9. Utilice los “filtros” y “reglas” en las preferencias de su programa de correo electrónico. Estos permiten distribuir los e-mails que recibe (antes de ser leídos) en carpetas previamente determinadas. Así puede destacar más los mensajes de mayor interés. La lista indiscriminada de mensajes pendientes por ser atendidos tiende a producirnos ansiedad. Pero esos filtros nos ayudan de manera automatizada a que podamos establecer un orden y una prioridad para revisar los e-mails recibidos.

10. Si es su caso, desactive la alarma automática de la bandeja de entrada en su buzón de correo. Así evitará interrupciones indiscriminadas y reducirá el estrés que produce el efecto de anuncio de cada mensaje que llega. Es preferible revisar su buzón manualmente, según sus necesidades globales de trabajo. Lo importante es hacerlo conciente y no como un autómata. (Las personas que usan servicios gratuitos de “web-mail”, como Gmail, Hotmail o Yahoo, no disponen de una alarma automática que avise la llegada de nuevos mensajes. Deben “refrescar” la página web para darse cuenta de ello).

Debemos tomar la iniciativa en el mejoramiento de las habilidades de redacción. Sólo así podremos ser más precisos en nuestros mensajes escritos, podremos generar más interés en ser leídos y tendremos más oportunidades de que su contenido sea más fácilmente comprendido.

Hace una década, parecía exagerado decir que una persona sin conocimientos mínimos de Office (Microsoft) tendría mucha dificultades para conseguir trabajo, lo que hoy es una realidad. Así que a lo mejor igual suena exagerado decir que en 5 años también será dificil obtener trabajo si no se cuenta con óptimas habilidades para comunicarse eficientemente por escrito (recuerde que saber escribir no significa saber comunicarse).

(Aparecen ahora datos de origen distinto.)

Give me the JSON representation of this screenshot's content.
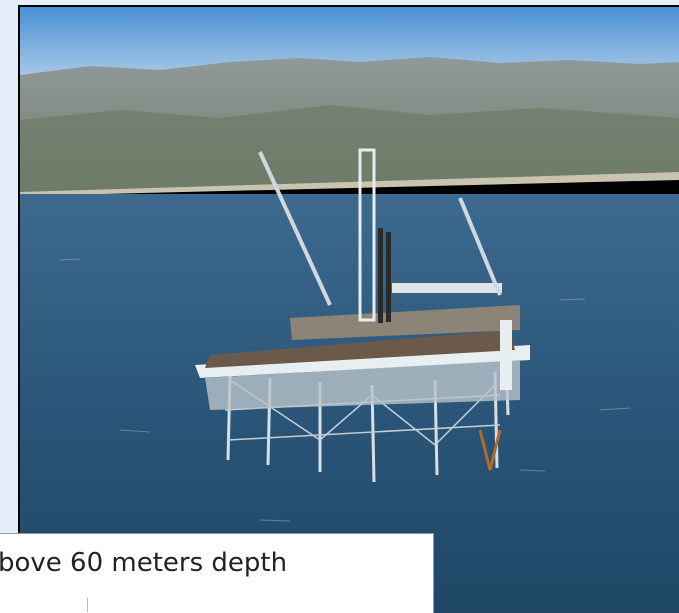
{
  "caption": {
    "text": "bove 60 meters depth"
  }
}
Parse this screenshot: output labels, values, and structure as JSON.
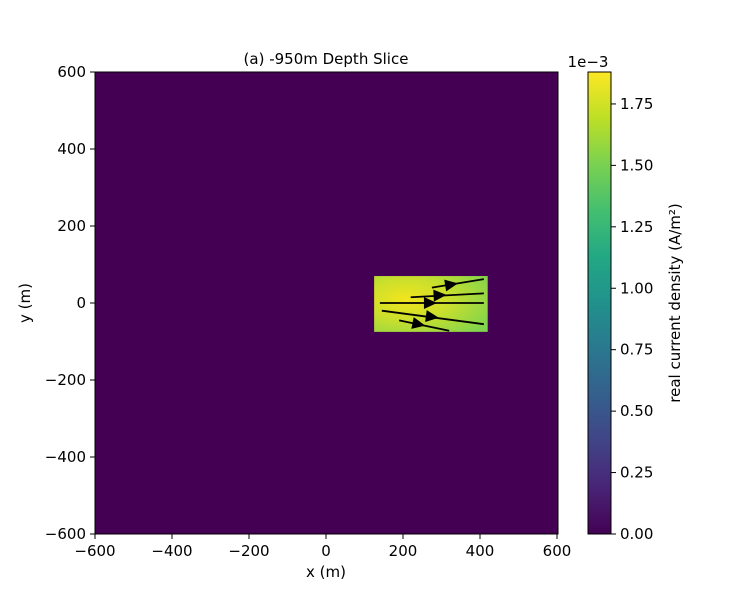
{
  "chart_data": {
    "type": "heatmap",
    "title": "(a) -950m Depth Slice",
    "xlabel": "x (m)",
    "ylabel": "y (m)",
    "xlim": [
      -600,
      600
    ],
    "ylim": [
      -600,
      600
    ],
    "xticks": [
      "−600",
      "−400",
      "−200",
      "0",
      "200",
      "400",
      "600"
    ],
    "yticks": [
      "−600",
      "−400",
      "−200",
      "0",
      "200",
      "400",
      "600"
    ],
    "xtick_values": [
      -600,
      -400,
      -200,
      0,
      200,
      400,
      600
    ],
    "ytick_values": [
      -600,
      -400,
      -200,
      0,
      200,
      400,
      600
    ],
    "background_value": 0.0,
    "region": {
      "x": [
        125,
        420
      ],
      "y": [
        -75,
        70
      ],
      "peak_value": 0.00188,
      "peak_location": [
        200,
        10
      ],
      "edge_value": 0.0013
    },
    "streamlines": [
      {
        "points": [
          [
            275,
            40
          ],
          [
            410,
            62
          ]
        ],
        "arrow_at": [
          325,
          48
        ]
      },
      {
        "points": [
          [
            220,
            15
          ],
          [
            410,
            25
          ]
        ],
        "arrow_at": [
          295,
          20
        ]
      },
      {
        "points": [
          [
            140,
            0
          ],
          [
            410,
            0
          ]
        ],
        "arrow_at": [
          270,
          0
        ]
      },
      {
        "points": [
          [
            145,
            -20
          ],
          [
            410,
            -55
          ]
        ],
        "arrow_at": [
          275,
          -36
        ]
      },
      {
        "points": [
          [
            190,
            -45
          ],
          [
            320,
            -72
          ]
        ],
        "arrow_at": [
          240,
          -55
        ]
      }
    ],
    "colorbar": {
      "label": "real current density (A/m²)",
      "multiplier": "1e−3",
      "ticks": [
        "0.00",
        "0.25",
        "0.50",
        "0.75",
        "1.00",
        "1.25",
        "1.50",
        "1.75"
      ],
      "tick_values": [
        0,
        0.25,
        0.5,
        0.75,
        1.0,
        1.25,
        1.5,
        1.75
      ],
      "range": [
        0,
        1.88
      ],
      "colormap": "viridis"
    },
    "colors": {
      "background": "#440154",
      "streamline": "#000000"
    }
  }
}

Es indispensable ampliar el vocabulario y mejorar la forma de estructurar y presentar la información. Asista a cursos y seminarios sobre redacción. Si puede haga posgrados sobre comunicación social, con énfasis en periodismo escrito. Por la objetividad y amplitud que lo debe caracterizar, el estilo periodístico es un buen ejemplo de redacción a seguir.

Tenga a mano libros prácticos y guías de redacción del tipo: “Mejore su castellano en 30 días”, de Fortunato Brown; o “Manual de Estilo” del diario El Nacional; o el prestigioso “Curso de Redacción” de los profesores Vivaldi y Pérez. También tenga en su puesto de trabajo con un buen diccionario general y uno mejor de sinónimos. La Real Academia Española ofrece un servicio fantástico en www.rae.es.

Ampliar permanentemente el vocabulario es el camino que nos permite superar las muletillas y los lugares comunes, además de ayuarnos a no sonar repetitivos o retóricos. En otras palabras, mientras más vocabulario tengamos, menos “blah blah blah” escribimos.

Pero tenga cuidado, algunas personas utilizan su vocabulario para escribir de manera incomprensible. El objetivo de tener un vocabulario más amplio no es demostrar que sabemos palabras “domingueras”, sino contar con los recursos para comunicarnos de la manera más simple y eficiente.

Como dije antes, si quieres mejorar tu reputación profesional y tener más oportunidades de venta, necesitas estar más conciente y alerta de lo que significa tu proceso permanente de mercadeo como persona a través del correo electrónico.